Clinical evaluation of temporomandibular disorders in children and adolescents: a review of the literature
- PMID: 20073545
Clinical evaluation of temporomandibular disorders in children and adolescents: a review of the literature
Abstract
Aim: The abbreviation TMD (temporomandibular disorders) has been used to signify the variety of symptoms, signs and combinations that have often been assigned to the TMJ (temporomandibular joint) and its related structures (muscles, bone and facial structures). The prevalence of temporomandibular disorders in children and adolescents varies widely in literature. The most common signs and symptoms of TMD are: temporomandibular joint sounds, impaired movement of the mandible, limitation in mouth opening, preauricolar pain, facial pain, headaches and jaw tenderness on function. Many studies have shortcomings in their method of assessing or measuring TMD: the problem is probably due to the fact that temporomandibular disorders have multiple aetiological factors. The aim of this article is a review of the literature about the diagnostic procedures used to assess signs and symptoms of temporomandibular disorders in children and adolescents.

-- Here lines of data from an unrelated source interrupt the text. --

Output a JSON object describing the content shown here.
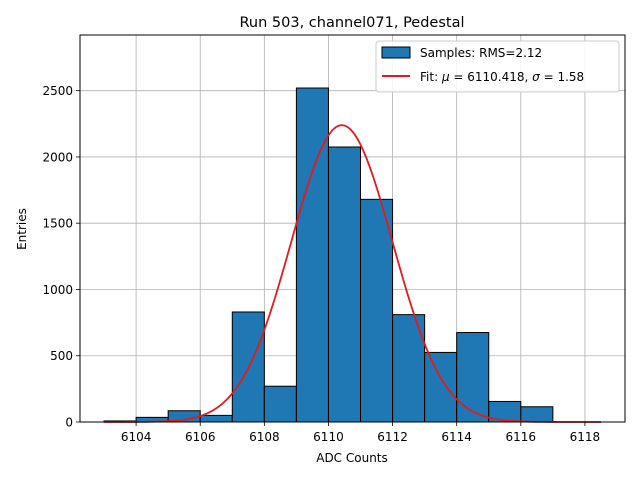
{
  "chart_data": {
    "type": "bar",
    "title": "Run 503, channel071, Pedestal",
    "xlabel": "ADC Counts",
    "ylabel": "Entries",
    "xlim": [
      6102.25,
      6119.25
    ],
    "ylim": [
      0,
      2920
    ],
    "xticks": [
      6104,
      6106,
      6108,
      6110,
      6112,
      6114,
      6116,
      6118
    ],
    "yticks": [
      0,
      500,
      1000,
      1500,
      2000,
      2500
    ],
    "grid": true,
    "legend_position": "top-right",
    "histogram": {
      "name": "Samples: RMS=2.12",
      "bins": [
        {
          "x0": 6103,
          "x1": 6104,
          "value": 8
        },
        {
          "x0": 6104,
          "x1": 6105,
          "value": 35
        },
        {
          "x0": 6105,
          "x1": 6106,
          "value": 85
        },
        {
          "x0": 6106,
          "x1": 6107,
          "value": 50
        },
        {
          "x0": 6107,
          "x1": 6108,
          "value": 830
        },
        {
          "x0": 6108,
          "x1": 6109,
          "value": 270
        },
        {
          "x0": 6109,
          "x1": 6110,
          "value": 2520
        },
        {
          "x0": 6110,
          "x1": 6111,
          "value": 2075
        },
        {
          "x0": 6111,
          "x1": 6112,
          "value": 1680
        },
        {
          "x0": 6112,
          "x1": 6113,
          "value": 810
        },
        {
          "x0": 6113,
          "x1": 6114,
          "value": 525
        },
        {
          "x0": 6114,
          "x1": 6115,
          "value": 675
        },
        {
          "x0": 6115,
          "x1": 6116,
          "value": 155
        },
        {
          "x0": 6116,
          "x1": 6117,
          "value": 115
        }
      ],
      "color": "#1f77b4",
      "edge_color": "#000000"
    },
    "fit": {
      "name_prefix": "Fit: ",
      "mu_symbol": "μ",
      "mu_text": " = 6110.418, ",
      "sigma_symbol": "σ",
      "sigma_text": " = 1.58",
      "mu": 6110.418,
      "sigma": 1.58,
      "amplitude": 2240,
      "x_range": [
        6103,
        6118.5
      ],
      "color": "#e41a1c"
    }
  }
}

Materials and methods: Literature was searched using Medline, Embase, and Cochrane Library from 1992 to February 2008. Only articles written in English were included in the study. The key words and mesh used were: temporomandibular disorders, mandibular dysfunction, children, adolescents. The inclusion criteria were: symptoms and signs of TMD, questionnaire, clinical protocol examination. Clinical studies as well as cross-sectional studies, longitudinal and epidemiological researches were considered. The articles reviewed were grouped according to the diagnostic procedure used.
Results: Out of the 37 articles selected, the Helkimo Clinical Dysfunction Index was used in 6 studies (16.22%), the CMI Index in 1 (2.70%), the RCD/TMD in 9 (24.33%) and a clinical protocol examination in 21 (56.75%) articles.

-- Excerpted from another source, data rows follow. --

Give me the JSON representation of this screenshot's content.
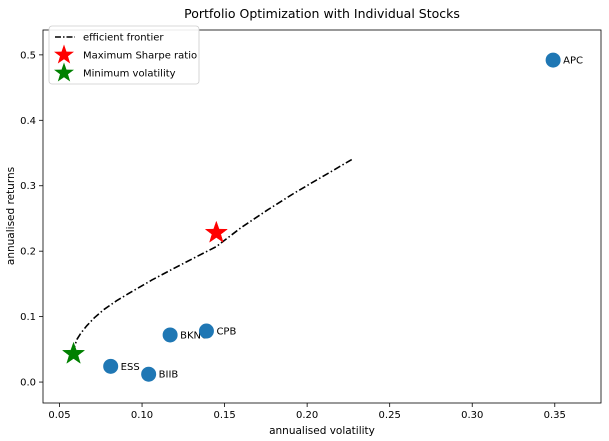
{
  "chart_data": {
    "type": "scatter",
    "title": "Portfolio Optimization with Individual Stocks",
    "xlabel": "annualised volatility",
    "ylabel": "annualised returns",
    "xlim": [
      0.04,
      0.378
    ],
    "ylim": [
      -0.032,
      0.538
    ],
    "xticks": [
      0.05,
      0.1,
      0.15,
      0.2,
      0.25,
      0.3,
      0.35
    ],
    "xtick_labels": [
      "0.05",
      "0.10",
      "0.15",
      "0.20",
      "0.25",
      "0.30",
      "0.35"
    ],
    "yticks": [
      0.0,
      0.1,
      0.2,
      0.3,
      0.4,
      0.5
    ],
    "ytick_labels": [
      "0.0",
      "0.1",
      "0.2",
      "0.3",
      "0.4",
      "0.5"
    ],
    "grid": false,
    "legend_position": "top-left",
    "stocks": [
      {
        "name": "APC",
        "x": 0.349,
        "y": 0.492
      },
      {
        "name": "BKNG",
        "x": 0.117,
        "y": 0.072
      },
      {
        "name": "CPB",
        "x": 0.139,
        "y": 0.078
      },
      {
        "name": "ESS",
        "x": 0.081,
        "y": 0.024
      },
      {
        "name": "BIIB",
        "x": 0.104,
        "y": 0.012
      }
    ],
    "efficient_frontier": {
      "name": "efficient frontier",
      "style": "dash-dot",
      "x": [
        0.0585,
        0.0592,
        0.0605,
        0.063,
        0.0665,
        0.071,
        0.077,
        0.085,
        0.095,
        0.106,
        0.118,
        0.131,
        0.145,
        0.16,
        0.176,
        0.193,
        0.21,
        0.227
      ],
      "y": [
        0.045,
        0.055,
        0.065,
        0.075,
        0.086,
        0.098,
        0.111,
        0.125,
        0.14,
        0.156,
        0.172,
        0.189,
        0.207,
        0.236,
        0.263,
        0.29,
        0.315,
        0.34
      ]
    },
    "max_sharpe": {
      "name": "Maximum Sharpe ratio",
      "x": 0.145,
      "y": 0.228
    },
    "min_volatility": {
      "name": "Minimum volatility",
      "x": 0.0585,
      "y": 0.043
    },
    "colors": {
      "stock": "#1f77b4",
      "frontier": "#000000",
      "max_sharpe": "#ff0000",
      "min_volatility": "#008000"
    }
  }
}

Conclusion: The review of the literature shows that clinical examination protocols without reproducible items and a measurable and reproducible classification into diagnostic subgroups was the type of investigation used in most of the cases. This ended in a multitude of different results depending on the criteria used and the method of data collection. Such methodological problems should be acknowledged in studies relating to TMD in order to obtain a reliable diagnostic procedure.